Monday, October 11, 2010

THIS ONE GOES OUT TO.......

not quite the one I love, the one I've left behind or the simple prop who occupied my time.

Nope. This is for Dick Van Dyke. Much loved Sunday Correspondent who has been having a wee bit of a tough time recently (hence the lack of postings) but who last Friday left behind a comment saying this was one of his favourite album tracks by The Jam.

mp3 : The Jam - Down In The Tube Station At Midnight

It's one of mine too....but was disqualified for inclusion in last Friday's posting thanks to a slightly different version being released as a single in October 1978, which reached #15 in the UK charts.

Again, it is astonishing to think that this lyric and tune were the work of someone who was barely out of his teens. Sadly, there was never a promo video made. But there was a TOTP appearance:-



Here's yer b-sides:-

mp3 : The Jam - So Sad About Us
mp3 : The Jam - The Night

The former is a cover of a song by The Who. The latter is a Bruce Foxton composition.

Hope this is accepted as a way of an apology for my rudeness old boy. Hope also you're able to entertain your many fans with another contribution to the Sunday series.

9 comments:

davy h said...

Amen to that.

Ah, the lyric. We thought it was genius poetry at the time. Spent hours writing it out again and again in our school jotters. But years later, I have many questions.

What was he doing on the tube with a take away curry at that time of night in the first place? Maybe he's been out on a bender and has the munchies, but if his wife's at home alone, shouldn't she have eaten by now?

Does 'brown leather' have a particular smell then? As opposed to leather generally?

Wine doesn't go flat. Unless it's sparkling wine. Or champagne. Very posh.

So they took the keys and she'll think it's him, but how will they know where he lives? He hasn't been a chump and put his address on the key ring has he? Or inside his jumper like when you were six?

(It's still a fabulous song, obv).

dickvandyke said...

Aw shucks. JC - you're such a shaft of golden sunlight in a dark and dangerous world. (Much like the one portrayed by Weller).

At every disco I went to for years after '78 I would request 'Tube Station' - only to receive very short shrift from the DJ. My plaintive, 'Got any Jam?' would receive the predictable (hilariously witty) response about Bread or Marmalade. How wonderful for you to 'play it' for me old boy.

Good old Davy - ya grumpy old fecker. I bet you saw that dodgy brush stroke on the Cistine Chapel ceiling, or a weed in the Hanging Gardens of Babylon, and that poor pointing on the Great Pyramid.

I suspect The London Underground system was a bit of a novelty for Woking boys. (Certainly as a 16 year old northerner, I'd never been on the capital's Tube). But my, how the boy Weller could paint pictures with words.

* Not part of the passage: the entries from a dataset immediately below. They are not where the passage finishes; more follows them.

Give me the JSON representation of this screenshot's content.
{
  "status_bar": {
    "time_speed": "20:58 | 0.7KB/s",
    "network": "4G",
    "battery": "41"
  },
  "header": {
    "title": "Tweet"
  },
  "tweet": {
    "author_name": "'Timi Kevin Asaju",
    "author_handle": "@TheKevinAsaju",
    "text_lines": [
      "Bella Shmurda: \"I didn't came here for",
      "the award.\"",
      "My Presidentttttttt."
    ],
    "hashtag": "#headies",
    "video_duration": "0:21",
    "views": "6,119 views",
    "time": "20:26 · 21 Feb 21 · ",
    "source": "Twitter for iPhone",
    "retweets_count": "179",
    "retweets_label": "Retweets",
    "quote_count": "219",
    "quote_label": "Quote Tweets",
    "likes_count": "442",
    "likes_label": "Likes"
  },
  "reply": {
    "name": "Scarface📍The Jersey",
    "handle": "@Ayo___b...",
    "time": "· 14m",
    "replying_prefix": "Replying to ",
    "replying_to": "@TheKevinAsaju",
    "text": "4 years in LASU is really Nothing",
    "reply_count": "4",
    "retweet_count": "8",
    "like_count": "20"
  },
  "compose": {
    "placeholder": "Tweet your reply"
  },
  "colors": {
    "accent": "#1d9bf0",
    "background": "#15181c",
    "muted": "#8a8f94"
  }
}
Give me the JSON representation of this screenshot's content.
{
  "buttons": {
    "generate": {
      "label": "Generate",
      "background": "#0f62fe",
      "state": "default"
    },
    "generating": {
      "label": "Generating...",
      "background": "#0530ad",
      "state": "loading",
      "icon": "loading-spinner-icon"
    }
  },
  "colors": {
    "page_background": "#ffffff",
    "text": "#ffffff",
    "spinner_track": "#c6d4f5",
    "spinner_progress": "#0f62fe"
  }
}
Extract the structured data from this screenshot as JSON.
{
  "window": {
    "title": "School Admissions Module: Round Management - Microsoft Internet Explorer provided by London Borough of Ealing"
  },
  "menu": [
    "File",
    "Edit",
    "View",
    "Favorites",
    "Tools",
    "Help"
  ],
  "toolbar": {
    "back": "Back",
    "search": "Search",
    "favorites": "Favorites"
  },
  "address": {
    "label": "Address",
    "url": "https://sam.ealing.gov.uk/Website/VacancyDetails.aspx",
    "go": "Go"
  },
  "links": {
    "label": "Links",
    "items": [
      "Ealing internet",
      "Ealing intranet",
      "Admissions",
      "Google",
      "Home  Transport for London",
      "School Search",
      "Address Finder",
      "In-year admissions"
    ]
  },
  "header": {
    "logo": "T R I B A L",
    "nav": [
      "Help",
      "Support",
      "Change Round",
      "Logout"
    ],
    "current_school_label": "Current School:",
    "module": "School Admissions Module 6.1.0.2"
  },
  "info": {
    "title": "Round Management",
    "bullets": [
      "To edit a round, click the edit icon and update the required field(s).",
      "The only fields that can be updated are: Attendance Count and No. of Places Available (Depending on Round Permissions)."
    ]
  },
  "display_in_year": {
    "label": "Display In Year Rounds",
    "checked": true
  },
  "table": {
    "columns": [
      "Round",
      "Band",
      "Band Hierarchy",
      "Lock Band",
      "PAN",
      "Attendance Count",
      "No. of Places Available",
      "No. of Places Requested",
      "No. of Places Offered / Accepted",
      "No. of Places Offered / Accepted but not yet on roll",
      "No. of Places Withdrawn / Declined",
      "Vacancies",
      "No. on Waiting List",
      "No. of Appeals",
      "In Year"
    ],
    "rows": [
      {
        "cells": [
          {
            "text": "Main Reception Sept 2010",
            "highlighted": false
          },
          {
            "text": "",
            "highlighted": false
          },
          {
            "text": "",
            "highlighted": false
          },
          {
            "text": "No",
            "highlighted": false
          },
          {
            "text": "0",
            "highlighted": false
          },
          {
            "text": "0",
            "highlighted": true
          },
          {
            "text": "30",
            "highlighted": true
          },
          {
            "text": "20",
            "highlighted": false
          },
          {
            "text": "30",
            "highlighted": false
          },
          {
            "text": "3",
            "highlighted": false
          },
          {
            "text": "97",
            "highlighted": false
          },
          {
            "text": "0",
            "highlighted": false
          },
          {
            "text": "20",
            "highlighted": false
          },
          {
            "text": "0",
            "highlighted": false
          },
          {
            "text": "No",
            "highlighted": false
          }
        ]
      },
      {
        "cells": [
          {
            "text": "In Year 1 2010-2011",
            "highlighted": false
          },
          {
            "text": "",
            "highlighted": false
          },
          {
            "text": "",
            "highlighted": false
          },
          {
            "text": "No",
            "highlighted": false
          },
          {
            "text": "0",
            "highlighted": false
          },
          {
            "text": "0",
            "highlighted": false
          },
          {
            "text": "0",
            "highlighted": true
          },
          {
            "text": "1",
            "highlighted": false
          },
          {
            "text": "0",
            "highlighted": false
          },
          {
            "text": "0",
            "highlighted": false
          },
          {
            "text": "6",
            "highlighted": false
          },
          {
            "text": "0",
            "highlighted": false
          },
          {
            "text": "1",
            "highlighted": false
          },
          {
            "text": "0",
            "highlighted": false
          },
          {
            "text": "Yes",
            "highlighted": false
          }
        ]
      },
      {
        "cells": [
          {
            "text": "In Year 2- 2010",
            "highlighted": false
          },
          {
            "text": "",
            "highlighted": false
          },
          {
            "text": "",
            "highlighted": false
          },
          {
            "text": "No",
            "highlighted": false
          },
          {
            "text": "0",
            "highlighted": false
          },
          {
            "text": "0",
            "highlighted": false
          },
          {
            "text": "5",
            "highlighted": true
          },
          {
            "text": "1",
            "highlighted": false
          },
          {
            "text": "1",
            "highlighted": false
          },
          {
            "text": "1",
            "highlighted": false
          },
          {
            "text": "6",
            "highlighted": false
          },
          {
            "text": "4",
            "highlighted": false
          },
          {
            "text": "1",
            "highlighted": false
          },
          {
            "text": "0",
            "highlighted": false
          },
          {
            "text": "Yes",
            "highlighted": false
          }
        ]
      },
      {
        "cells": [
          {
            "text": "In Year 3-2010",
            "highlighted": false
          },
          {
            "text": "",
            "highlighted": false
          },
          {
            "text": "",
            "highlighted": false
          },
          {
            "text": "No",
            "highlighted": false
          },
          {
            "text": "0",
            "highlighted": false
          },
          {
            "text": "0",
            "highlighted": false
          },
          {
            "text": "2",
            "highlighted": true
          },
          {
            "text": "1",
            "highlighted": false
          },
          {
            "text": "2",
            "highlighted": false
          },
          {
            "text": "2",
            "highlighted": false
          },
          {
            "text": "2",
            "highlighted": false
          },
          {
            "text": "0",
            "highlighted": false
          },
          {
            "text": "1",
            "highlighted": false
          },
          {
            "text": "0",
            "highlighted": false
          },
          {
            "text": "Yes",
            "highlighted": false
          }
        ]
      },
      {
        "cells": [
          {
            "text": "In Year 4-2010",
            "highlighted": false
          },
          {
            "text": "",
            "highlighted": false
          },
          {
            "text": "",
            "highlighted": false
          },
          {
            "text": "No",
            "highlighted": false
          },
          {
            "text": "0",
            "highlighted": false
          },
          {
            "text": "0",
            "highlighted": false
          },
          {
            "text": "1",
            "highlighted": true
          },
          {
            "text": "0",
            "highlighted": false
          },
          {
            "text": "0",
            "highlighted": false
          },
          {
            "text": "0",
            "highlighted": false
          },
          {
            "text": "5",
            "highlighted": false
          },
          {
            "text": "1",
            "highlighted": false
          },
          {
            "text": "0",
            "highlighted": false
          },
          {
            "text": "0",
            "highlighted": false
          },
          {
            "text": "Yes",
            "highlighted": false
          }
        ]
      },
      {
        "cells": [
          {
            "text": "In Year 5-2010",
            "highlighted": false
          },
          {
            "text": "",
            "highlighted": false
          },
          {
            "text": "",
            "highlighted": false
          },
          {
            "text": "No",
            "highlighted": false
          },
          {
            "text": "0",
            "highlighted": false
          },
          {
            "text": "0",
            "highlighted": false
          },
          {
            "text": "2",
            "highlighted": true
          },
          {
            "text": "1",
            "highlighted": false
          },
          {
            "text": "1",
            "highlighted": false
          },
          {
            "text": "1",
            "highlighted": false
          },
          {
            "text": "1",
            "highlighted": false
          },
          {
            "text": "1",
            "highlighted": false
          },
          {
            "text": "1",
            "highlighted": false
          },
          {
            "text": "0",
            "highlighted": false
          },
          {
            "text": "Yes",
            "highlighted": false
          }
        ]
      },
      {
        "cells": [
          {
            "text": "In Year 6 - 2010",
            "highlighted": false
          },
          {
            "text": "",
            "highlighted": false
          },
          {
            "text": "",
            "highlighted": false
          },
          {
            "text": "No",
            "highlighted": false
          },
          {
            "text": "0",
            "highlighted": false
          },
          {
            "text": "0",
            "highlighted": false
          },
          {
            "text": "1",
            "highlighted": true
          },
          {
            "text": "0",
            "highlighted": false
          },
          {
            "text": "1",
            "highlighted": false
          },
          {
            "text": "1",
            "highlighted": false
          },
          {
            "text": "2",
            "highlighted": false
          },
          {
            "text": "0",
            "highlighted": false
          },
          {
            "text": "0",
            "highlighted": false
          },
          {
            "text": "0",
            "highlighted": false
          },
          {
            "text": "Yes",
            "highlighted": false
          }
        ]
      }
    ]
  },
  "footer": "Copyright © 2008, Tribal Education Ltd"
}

In later years, I found it very dificult to find a bloody train at midnight - certainly to the suburbs.

At the time, it was their best song ever. Perhaps it still is?

Helpless Dancer said...

"So Sad About Us" was recorded as a tribute to the then recently departed Keith Moon.

HD

pawn_sacrifice said...

I saw 'From The Jam' recently and despite Bruce being the only original member left,they still knock out a stonking version of this. Some may say that having Mark Breizicki on drums is an upgrade from Rick Buckler anyway

Wholelottarosie said...

Brilliant mate. Now you're rocking .

davy h said...

Funny you mention it because there was a lot of very poor pointing on the Great Pyramid. Slave labour you see, you get what you (don't) pay for.

Word verif - 'oustized' (me from DVD's Christmas card list, prob)

FiL said...

Indeed, some of the lyrics now seem painfully 6th form. But it still makes the hairs stand up on the back of my neck...

Echorich said...
This comment has been removed by the author.
Echorich said...

There aren't that many pop songs that tell a story, let alone leave you hanging about what happens after it reaches the inner groove. As a teen living in NYC there were loads of English references which I would learn - hell in NYC in the 70's there weren't any take away curry restaurants I knew of and I grew up in a family that owned an Indian restaurant! I certainly had no idea what Wormwood Srubs was. To this day I think Weller can tell a wonderful story in song as well as provide the soundtrack to good night out with the lads.